Reputation: 35136
I have generated some input data in a CSV where 'awesomeness' is 'age * 10'. It looks like this:
age, awesomeness
67, 670
38, 380
32, 320
69, 690
40, 400
It should be trivial to write a tensorflow model that can predict 'awesomeness' from 'age', but I can't make it work.
When I run training, the output I get is:
accuracy: 0.0 <----------------------------------- What!??
accuracy/baseline_label_mean: 443.8
accuracy/threshold_0.500000_mean: 0.0
auc: 0.0
global_step: 6000
labels/actual_label_mean: 443.8
labels/prediction_mean: 1.0
loss: -2.88475e+09
precision/positive_threshold_0.500000_mean: 1.0
recall/positive_threshold_0.500000_mean: 1.0
Please note that this is obviously a completely contrived example, but that is because I was getting the same result with a more complex meaningful model with a much larger data set; 0% accuracy.
This is my attempt at the most minimal possible reproducible test case that I can make which exhibits the same behaviour.
Here's what I'm doing, based on the census example for the DNNClassifier from tflearn:
COLUMNS = ["age", "awesomeness"]
CONTINUOUS_COLUMNS = ["age"]
OUTPUT_COLUMN = "awesomeness"
def build_estimator(model_dir):
"""Build an estimator."""
age = tf.contrib.layers.real_valued_column("age")
deep_columns = [age]
m = tf.contrib.learn.DNNClassifier(model_dir=model_dir,
feature_columns=deep_columns,
hidden_units=[50, 10])
return m
def input_fn(df):
"""Input builder function."""
feature_cols = {k: tf.constant(df[k].values, shape=[df[k].size, 1]) for k in CONTINUOUS_COLUMNS}
output = tf.constant(df[OUTPUT_COLUMN].values, shape=[df[OUTPUT_COLUMN].size, 1])
return feature_cols, output
def train_and_eval(model_dir, train_steps):
"""Train and evaluate the model."""
train_file_name, test_file_name = training_data()
df_train = pd.read_csv(...) # ommitted for clarity
df_test = pd.read_csv(...)
m = build_estimator(model_dir)
m.fit(input_fn=lambda: input_fn(df_train), steps=train_steps)

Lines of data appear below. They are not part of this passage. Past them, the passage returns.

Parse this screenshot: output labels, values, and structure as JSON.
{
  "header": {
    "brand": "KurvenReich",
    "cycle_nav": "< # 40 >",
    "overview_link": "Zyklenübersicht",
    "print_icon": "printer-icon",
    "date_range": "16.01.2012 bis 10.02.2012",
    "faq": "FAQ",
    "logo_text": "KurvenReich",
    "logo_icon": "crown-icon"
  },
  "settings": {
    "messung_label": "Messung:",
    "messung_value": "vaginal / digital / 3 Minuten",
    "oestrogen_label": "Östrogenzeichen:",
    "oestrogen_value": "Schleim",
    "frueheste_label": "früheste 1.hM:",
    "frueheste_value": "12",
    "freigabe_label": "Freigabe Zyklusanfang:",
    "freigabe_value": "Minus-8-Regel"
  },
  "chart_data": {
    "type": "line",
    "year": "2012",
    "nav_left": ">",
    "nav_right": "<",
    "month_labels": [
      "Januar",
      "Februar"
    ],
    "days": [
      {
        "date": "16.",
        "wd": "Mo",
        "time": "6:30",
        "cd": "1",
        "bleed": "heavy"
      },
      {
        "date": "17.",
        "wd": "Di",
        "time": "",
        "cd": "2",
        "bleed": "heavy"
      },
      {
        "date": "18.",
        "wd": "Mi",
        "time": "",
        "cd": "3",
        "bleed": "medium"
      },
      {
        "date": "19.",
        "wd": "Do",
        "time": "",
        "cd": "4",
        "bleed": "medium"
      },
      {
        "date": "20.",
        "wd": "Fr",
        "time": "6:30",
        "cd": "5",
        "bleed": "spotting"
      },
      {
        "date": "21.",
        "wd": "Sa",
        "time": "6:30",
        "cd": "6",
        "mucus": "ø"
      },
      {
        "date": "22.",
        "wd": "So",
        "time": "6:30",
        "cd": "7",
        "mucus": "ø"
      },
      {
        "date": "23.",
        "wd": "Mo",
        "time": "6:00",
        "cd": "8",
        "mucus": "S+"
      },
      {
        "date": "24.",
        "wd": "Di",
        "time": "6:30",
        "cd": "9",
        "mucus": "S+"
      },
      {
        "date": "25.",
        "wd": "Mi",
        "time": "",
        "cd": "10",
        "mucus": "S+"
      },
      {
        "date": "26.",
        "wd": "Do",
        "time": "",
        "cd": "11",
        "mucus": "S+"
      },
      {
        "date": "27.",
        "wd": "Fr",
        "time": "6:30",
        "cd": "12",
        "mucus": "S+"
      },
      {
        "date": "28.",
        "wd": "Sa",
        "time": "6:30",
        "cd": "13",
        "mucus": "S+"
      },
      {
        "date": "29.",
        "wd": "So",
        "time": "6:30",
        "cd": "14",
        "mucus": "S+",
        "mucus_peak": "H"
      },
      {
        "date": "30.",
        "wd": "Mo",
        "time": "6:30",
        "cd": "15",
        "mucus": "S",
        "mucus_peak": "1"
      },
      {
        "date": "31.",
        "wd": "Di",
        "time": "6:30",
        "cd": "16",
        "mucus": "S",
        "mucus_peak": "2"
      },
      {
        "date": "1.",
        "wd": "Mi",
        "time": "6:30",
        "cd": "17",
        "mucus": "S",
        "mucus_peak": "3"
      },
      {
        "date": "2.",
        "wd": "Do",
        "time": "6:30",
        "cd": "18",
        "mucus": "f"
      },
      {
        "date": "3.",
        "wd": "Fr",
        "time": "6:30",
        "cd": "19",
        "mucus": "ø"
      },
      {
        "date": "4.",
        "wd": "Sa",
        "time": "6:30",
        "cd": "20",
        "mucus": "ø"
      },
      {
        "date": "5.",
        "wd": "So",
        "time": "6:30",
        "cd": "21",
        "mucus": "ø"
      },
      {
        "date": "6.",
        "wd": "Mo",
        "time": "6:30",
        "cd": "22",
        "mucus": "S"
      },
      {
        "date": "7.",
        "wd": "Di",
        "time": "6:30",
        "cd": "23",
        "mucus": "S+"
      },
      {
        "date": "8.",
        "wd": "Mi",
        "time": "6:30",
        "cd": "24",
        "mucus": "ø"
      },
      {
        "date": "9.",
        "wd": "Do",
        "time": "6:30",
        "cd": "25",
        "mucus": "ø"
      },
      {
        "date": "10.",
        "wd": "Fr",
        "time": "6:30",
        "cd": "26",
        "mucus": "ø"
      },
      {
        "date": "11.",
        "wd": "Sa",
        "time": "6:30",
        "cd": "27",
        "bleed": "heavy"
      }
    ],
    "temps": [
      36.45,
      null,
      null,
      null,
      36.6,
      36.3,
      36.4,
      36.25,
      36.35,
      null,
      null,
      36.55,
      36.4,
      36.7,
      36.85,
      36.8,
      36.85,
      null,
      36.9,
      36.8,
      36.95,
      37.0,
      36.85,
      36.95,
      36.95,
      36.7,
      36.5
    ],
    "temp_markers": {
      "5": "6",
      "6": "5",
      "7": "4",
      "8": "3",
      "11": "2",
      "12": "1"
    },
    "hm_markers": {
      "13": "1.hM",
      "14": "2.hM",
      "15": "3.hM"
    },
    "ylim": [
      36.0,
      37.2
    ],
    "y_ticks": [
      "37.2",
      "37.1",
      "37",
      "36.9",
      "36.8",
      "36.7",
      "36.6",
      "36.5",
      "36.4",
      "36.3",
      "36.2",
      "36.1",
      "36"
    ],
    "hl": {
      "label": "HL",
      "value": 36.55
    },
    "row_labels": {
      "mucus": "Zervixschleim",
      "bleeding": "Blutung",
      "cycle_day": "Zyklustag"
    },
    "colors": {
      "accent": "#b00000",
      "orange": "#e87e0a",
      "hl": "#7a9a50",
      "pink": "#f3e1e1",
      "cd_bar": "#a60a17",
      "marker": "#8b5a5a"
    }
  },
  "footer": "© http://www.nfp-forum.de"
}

results = m.evaluate(input_fn=lambda: input_fn(df_test), steps=1)
for key in sorted(results):
print("%s: %s" % (key, results[key]))
def training_data():
"""Return path to the training and test data"""
training_datafile = path.join(path.dirname(__file__), 'data', 'data.training')
test_datafile = path.join(path.dirname(__file__), 'data', 'data.test')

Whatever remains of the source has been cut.